Azim Premji, chairman, Wipro Ltd, has come up with interesting propositions for his shareholders, while demerging the non-technology businesses from the listed entity, Wipro Ltd.
The markets have given it a thumbs-up, as it will not only benefit minority shareholders but also the promoter group, which can bring down its shareholding through this route.
Analysts say Premji has been trying to bring down his stake in the company for a while now. So, if investors opt for more shares of Wipro Ltd then these will come from Premji's own holding.
Under the demerger, investors have two options. First, they get one equity share in Wipro Enterprises Ltd for every five shares in Wipro Ltd.
However, since the demerged company will not be listed anytime soon, investors can exchange these shares with the promoter's shares in Wipro Ltd.
The implied return under this option would be 12.1 per cent. So, for every 100 shares of Wipro, you would get another 12 shares from the promoter under this scheme.

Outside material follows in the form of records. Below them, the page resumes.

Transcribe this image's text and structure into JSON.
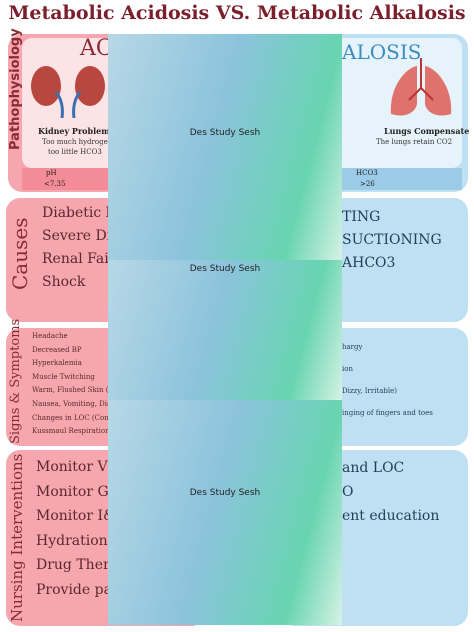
{
  "header": {
    "title": "Metabolic Acidosis VS. Metabolic Alkalosis"
  },
  "pathophysiology": {
    "label": "Pathophysiology",
    "left_heading": "ACI",
    "right_heading": "ALOSIS",
    "left_caption": "Kidney Problem",
    "left_detail": [
      "Too much hydrogen,",
      "too little HCO3"
    ],
    "left_lab": "pH",
    "left_lab_value": "<7.35",
    "right_caption": "Lungs Compensate",
    "right_detail": "The lungs retain CO2",
    "right_lab": "HCO3",
    "right_lab_value": ">26"
  },
  "causes": {
    "label": "Causes",
    "left": [
      "Diabetic ket",
      "Severe Diarr",
      "Renal Failu",
      "Shock"
    ],
    "right": [
      "TING",
      "SUCTIONING",
      "AHCO3"
    ]
  },
  "signs": {
    "label": "Signs & Symptoms",
    "left": [
      "Headache",
      "Decreased BP",
      "Hyperkalemia",
      "Muscle Twitching",
      "Warm, Flushed Skin (Vaso",
      "Nausea, Vomiting, Diarrh",
      "Changes in LOC (Confusion",
      "Kussmaul Respirations (Co"
    ],
    "right": [
      "hargy",
      "ion",
      "Dizzy, Irritable)",
      "inging of fingers and toes"
    ]
  },
  "nursing": {
    "label": "Nursing Interventions",
    "left": [
      "Monitor VS &",
      "Monitor GI &",
      "Monitor I&O",
      "Hydration",
      "Drug Therapy",
      "Provide patie"
    ],
    "right": [
      "and LOC",
      "O",
      "ent education"
    ]
  },
  "overlay": {
    "text": "Des Study Sesh"
  }
}
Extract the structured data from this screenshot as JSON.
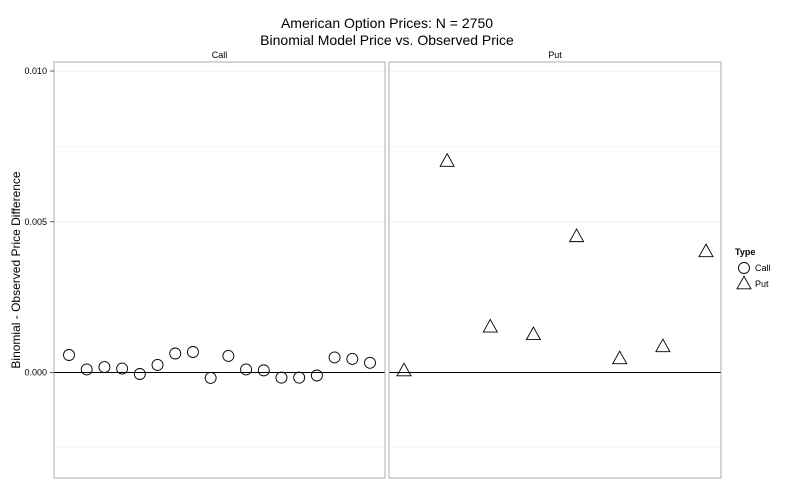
{
  "chart_data": {
    "type": "scatter",
    "title": "American Option Prices: N = 2750",
    "subtitle": "Binomial Model Price vs. Observed Price",
    "xlabel": "",
    "ylabel": "Binomial - Observed Price Difference",
    "ylim": [
      -0.0035,
      0.0103
    ],
    "y_ticks": [
      {
        "value": 0.0,
        "label": "0.000"
      },
      {
        "value": 0.005,
        "label": "0.005"
      },
      {
        "value": 0.01,
        "label": "0.010"
      }
    ],
    "y_minor_ticks": [
      -0.0025,
      0.0025,
      0.0075
    ],
    "grid": true,
    "hline": 0,
    "legend": {
      "title": "Type",
      "position": "right",
      "items": [
        {
          "label": "Call",
          "shape": "circle"
        },
        {
          "label": "Put",
          "shape": "triangle"
        }
      ]
    },
    "panels": [
      {
        "strip": "Call",
        "shape": "circle",
        "values": [
          0.00058,
          0.0001,
          0.00018,
          0.00013,
          -5e-05,
          0.00025,
          0.00063,
          0.00068,
          -0.00018,
          0.00055,
          0.0001,
          7e-05,
          -0.00017,
          -0.00017,
          -0.0001,
          0.0005,
          0.00045,
          0.00032
        ]
      },
      {
        "strip": "Put",
        "shape": "triangle",
        "values": [
          5e-05,
          0.007,
          0.0015,
          0.00125,
          0.0045,
          0.00045,
          0.00085,
          0.004
        ]
      }
    ]
  }
}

This option will also benefit Premji as he will bring down his stake by 2.7 per cent, presuming all the minority shareholders go with this option, while his holding in Wipro Enterprises increases.
Under the second option, investors would get 7 per cent redeemable preference shares in Wipro Enterprises, with face value of Rs 50, for every five shares of Wipro Ltd.
Each redeemable preference share will have a maturity of 12 months and will be redeemed at Rs 235.20. The implied return under this option would be 13 per cent, explains Harit Shah, analyst at Nirmal Bang Securities.
Investors have to decide whether they want to take cash a year later or bet on Wipro's IT business in the medium-term.
However, if operationally the company's performance deteriorates and the stock price corrects, then the 12 per cent implied return may not be so attractive and the option of taking cash may be better.
Edelweiss Securities says: "In FY11-12, the IT business had contributed 86 per cent to revenues and 94 per cent to operating profit. We believe, based on our calculation, that the non-IT business has been valued at 26x FY12 EBIT, a fair deal for investors. Further, this will also enable the promoter to reduce stake (which any way he would have had to by 2013 to abide with Sebi regulations)."
However, there is no clarity on how the cash and debt will be divided between the two companies, so analysts are not sure what kind of a valuation each business should be given.
The stock has already run up and the demerger will not have any further material impact on share prices.